Open
Description
When the regex_constants::collate
flag is set, character ranges fail to match characters according to the locale's collation order.
Test case
#include <iostream>
#include <locale>
#include <regex>
using namespace std;
int main() {
const locale de("de_DE");
regex_traits<wchar_t> traits;
traits.imbue(de);
wregex re(L"[a-z]", regex_constants::collate);
re.imbue(de);
const wchar_t eszett = L'ß';
const wchar_t s = L's';
const wchar_t t = L't';
const wchar_t ss[] = {L's', L's'};
const wchar_t minus = L'-';
const auto stransform = traits.transform(&s, &s + 1);
const auto ttransform = traits.transform(&t, &t + 1);
const auto eszetttransform = traits.transform(&eszett, &eszett + 1);
const auto sstransform = traits.transform(begin(ss), end(ss));
cout << regex_match(L"ß", re) << '\n';
cout << (stransform <= eszetttransform
&& eszetttransform <= ttransform)
<< ' '
<< (sstransform == eszetttransform)
<< '\n';
return 0;
}
Expected behavior
The range should match ß
, since ß
collates like ss
and should be sorted between s
and t
(and thus between a
and z
as well).
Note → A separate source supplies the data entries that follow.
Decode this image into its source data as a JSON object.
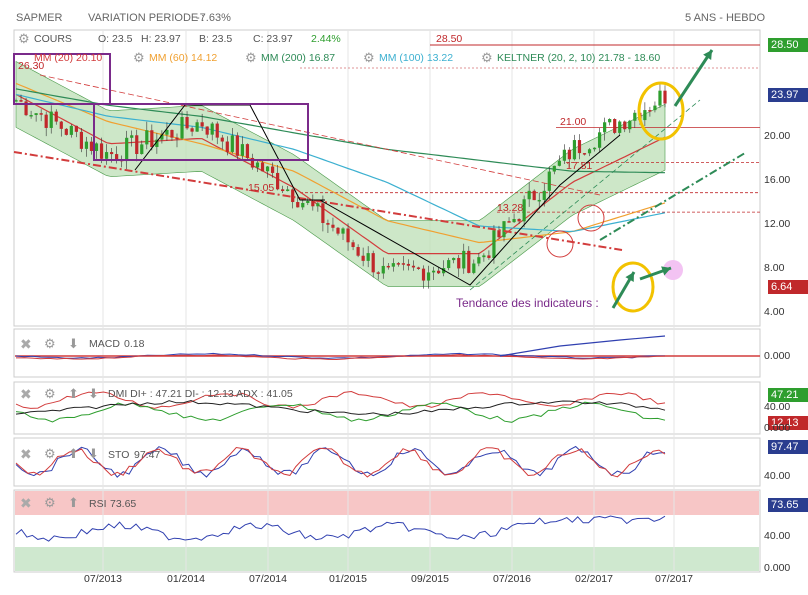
{
  "header": {
    "ticker": "SAPMER",
    "variation_label": "VARIATION PERIODE :",
    "variation_value": "-7.63%",
    "timeframe": "5 ANS - HEBDO"
  },
  "quote": {
    "cours_label": "COURS",
    "open": "O: 23.5",
    "high": "H: 23.97",
    "low": "B: 23.5",
    "close": "C: 23.97",
    "change": "2.44%",
    "level_2850": "28.50"
  },
  "indicators_legend": {
    "mm20": "MM (20) 20.10",
    "mm60": "MM (60) 14.12",
    "mm200": "MM (200) 16.87",
    "mm100": "MM (100) 13.22",
    "keltner": "KELTNER (20, 2, 10) 21.78 - 18.60"
  },
  "annotations": {
    "top_left": "26.30",
    "level_21": "21.00",
    "level_1781": "17.81",
    "level_1505": "15.05",
    "level_1328": "13.28",
    "trend_text": "Tendance des indicateurs :"
  },
  "price_axis": {
    "ticks": [
      "20.00",
      "16.00",
      "12.00",
      "8.00",
      "4.00"
    ],
    "tag_high": "28.50",
    "tag_last": "23.97",
    "tag_low": "6.64"
  },
  "macd": {
    "label": "MACD",
    "value": "0.18",
    "tick": "0.000"
  },
  "dmi": {
    "label": "DMI DI+ : 47.21 DI- : 12.13 ADX : 41.05",
    "ticks": [
      "40.00",
      "0.000"
    ],
    "tag_plus": "47.21",
    "tag_minus": "12.13"
  },
  "sto": {
    "label": "STO",
    "value": "97.47",
    "tick": "40.00",
    "tag": "97.47"
  },
  "rsi": {
    "label": "RSI",
    "value": "73.65",
    "ticks": [
      "40.00",
      "0.000"
    ],
    "tag": "73.65"
  },
  "x_axis": [
    "07/2013",
    "01/2014",
    "07/2014",
    "01/2015",
    "09/2015",
    "07/2016",
    "02/2017",
    "07/2017"
  ],
  "colors": {
    "up": "#2e9e2e",
    "down": "#c0282b",
    "mm20": "#d23c3c",
    "mm60": "#f0a030",
    "mm200": "#2e8b57",
    "mm100": "#3cb0d0",
    "band": "#b8ddb0",
    "purple": "#7a2a8a"
  },
  "chart_data": {
    "type": "line",
    "title": "SAPMER",
    "x": [
      "07/2013",
      "01/2014",
      "07/2014",
      "01/2015",
      "09/2015",
      "07/2016",
      "02/2017",
      "07/2017"
    ],
    "series": [
      {
        "name": "COURS",
        "values": [
          23.5,
          18.5,
          21.5,
          15.0,
          7.5,
          9.0,
          19.0,
          23.97
        ]
      },
      {
        "name": "MM (20)",
        "values": [
          24.0,
          19.5,
          20.0,
          15.5,
          9.5,
          9.5,
          16.0,
          20.1
        ]
      },
      {
        "name": "MM (60)",
        "values": [
          25.0,
          21.5,
          19.5,
          17.0,
          12.5,
          10.5,
          11.5,
          14.12
        ]
      },
      {
        "name": "MM (100)",
        "values": [
          24.0,
          22.0,
          21.0,
          19.0,
          16.0,
          12.0,
          11.5,
          13.22
        ]
      },
      {
        "name": "MM (200)",
        "values": [
          24.5,
          23.0,
          22.0,
          20.5,
          19.0,
          18.0,
          17.0,
          16.87
        ]
      }
    ],
    "ylim": [
      4,
      28.5
    ],
    "horizontal_levels": [
      28.5,
      21.0,
      17.81,
      15.05,
      13.28
    ]
  }
}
Hence, the output of this program should be:
1
1 1
Actual behavior
The range does not match ß
, so the actual output is:
0
1 1
Note that the output of the second line shows that the problem does not lie in the implementation of regex_traits<wchar_t>::transform
, as it returns sort keys that are equal for ß
and ss
and place ß
between s
and t
.